Distinto frío. El mismo frío.

Distinto frío. El mismo frío.

Mar Tablares

12/05/2014

Fría. Así le encontré.

Como una preciosa bola de nieve, hecha con cariño, pero fría.

Entre sus manos nuestra foto, tan antigua como ella, como el tiempo pasado.

En cada hebra de su pelo blanco se reflejaba la luna, delicada envoltura.

Su gesto era a la vez dulce y severo, como solía ser. Ella decía que era así porque nació sobre una mesa de mármol y lo primero que sintió fue frío sobre frío.

Aún conservaba restos de su perfume habitual con aromas cítricos y un claro toque a lavanda, uno de esos olores que viaja desde la antesala de la nariz hasta la parte del cerebro que lo transforma en esa agradable sensación de estar a salvo, en casa.

Me senté junto a ella, a los pies de la butaca, mirándole y recordando aquel día.

¡Casi ni me atrevía a recordar!, ni a tocar su inerte cuerpo.
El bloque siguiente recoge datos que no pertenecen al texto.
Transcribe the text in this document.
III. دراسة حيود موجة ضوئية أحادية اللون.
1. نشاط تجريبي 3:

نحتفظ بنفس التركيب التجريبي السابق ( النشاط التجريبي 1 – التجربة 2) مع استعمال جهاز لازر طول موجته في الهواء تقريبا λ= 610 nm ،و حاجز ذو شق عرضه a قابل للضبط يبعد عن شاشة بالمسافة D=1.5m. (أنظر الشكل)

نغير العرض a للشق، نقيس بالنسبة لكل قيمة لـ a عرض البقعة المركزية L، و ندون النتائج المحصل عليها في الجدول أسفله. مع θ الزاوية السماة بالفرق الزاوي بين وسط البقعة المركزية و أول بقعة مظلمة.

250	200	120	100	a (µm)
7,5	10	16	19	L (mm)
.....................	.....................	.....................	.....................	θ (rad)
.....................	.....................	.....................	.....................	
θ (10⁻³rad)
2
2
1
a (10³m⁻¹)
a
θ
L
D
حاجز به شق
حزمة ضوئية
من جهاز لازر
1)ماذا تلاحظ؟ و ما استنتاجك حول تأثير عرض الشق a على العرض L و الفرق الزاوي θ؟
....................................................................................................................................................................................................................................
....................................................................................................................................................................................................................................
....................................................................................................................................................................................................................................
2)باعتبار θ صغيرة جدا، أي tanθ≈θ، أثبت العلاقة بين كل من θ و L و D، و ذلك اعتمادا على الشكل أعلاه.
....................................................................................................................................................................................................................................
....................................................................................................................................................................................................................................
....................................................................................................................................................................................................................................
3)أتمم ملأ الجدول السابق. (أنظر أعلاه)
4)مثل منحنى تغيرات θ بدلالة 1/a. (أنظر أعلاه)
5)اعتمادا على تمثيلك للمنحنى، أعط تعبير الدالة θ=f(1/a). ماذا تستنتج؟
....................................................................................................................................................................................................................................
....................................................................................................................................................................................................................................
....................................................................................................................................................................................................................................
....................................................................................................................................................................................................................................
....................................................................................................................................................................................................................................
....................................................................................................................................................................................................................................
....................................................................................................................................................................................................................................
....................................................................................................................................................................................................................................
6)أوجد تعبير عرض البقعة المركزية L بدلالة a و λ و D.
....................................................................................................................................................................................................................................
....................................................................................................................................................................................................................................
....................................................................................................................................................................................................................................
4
El cuerpo de mi madre, el cuerpo de Rosario.

Acerqué mi mano a su rostro arrugado, intenté rozar sus ojos cerrados con mis dedos, pero no pude, porque hacerlo sería constatar la realidad, tomar el trago más duro y amargo, como un atraganto.

Miré la foto y se me escapó una sonrisa. La imagen aparecía difusa en mi mente, tendría unos cuatro años y sospecho que parte del recuerdo es inventado.

Un temporal nos sorprendió un fin de semana en el pueblo, no estábamos preparados, pero ante mi insistencia en tocar la nieve, con un frugal chubasquero y sin guantes, salimos a la calle. Ella siempre me hacía feliz, siempre cumplía mis caprichos y deseos.

De vez en cuando me metía las manos en los bolsillos de mi estampada falda buscando el calor que faltaba. Los pies comenzaban a humedecerse, pero mi afán por darle forma a aquella masa, me hacía olvidarlo y esquivar sus palabras.

-¡Vamos ya, te estás quedando helada! -insistía.

No me importaba nada sentir el gélido viento del norte acartonando mi cara, recorriéndome la espalda, azulando mis palabras…, como lo siento hoy también; pero entonces no me afectaba, estábamos juntas, jugando, riendo, casi tiritando, calándonos hasta los huesos en aquella preciosa mañana nueva, glacial, eterna por deseada. ¡Quién me iba a decir que años después, aquella fotografía, con lugar destacado en mi mesilla de noche, me haría sentirle igual: nueva, glacial, eterna por deseada!

La lágrima fue una sorpresa, anuncio de que algo se acababa, de que ya no era niña, de que ya no jugaba, de que era verdad su presencia terminada, el frío de su cuerpo, el dolor de mi alma.

Tomé la foto con cuidado, como queriendo no despertarle. Y la besé en la mejilla, sobre el papel, porque la presencia de su muerte aún no me aceptaba.

Me quedé muda junto a su níveo cuerpo, escuchándole partir, pisando la nieve descalza, con frío, sin madre, sin techo, a obscuras, las dos calladas.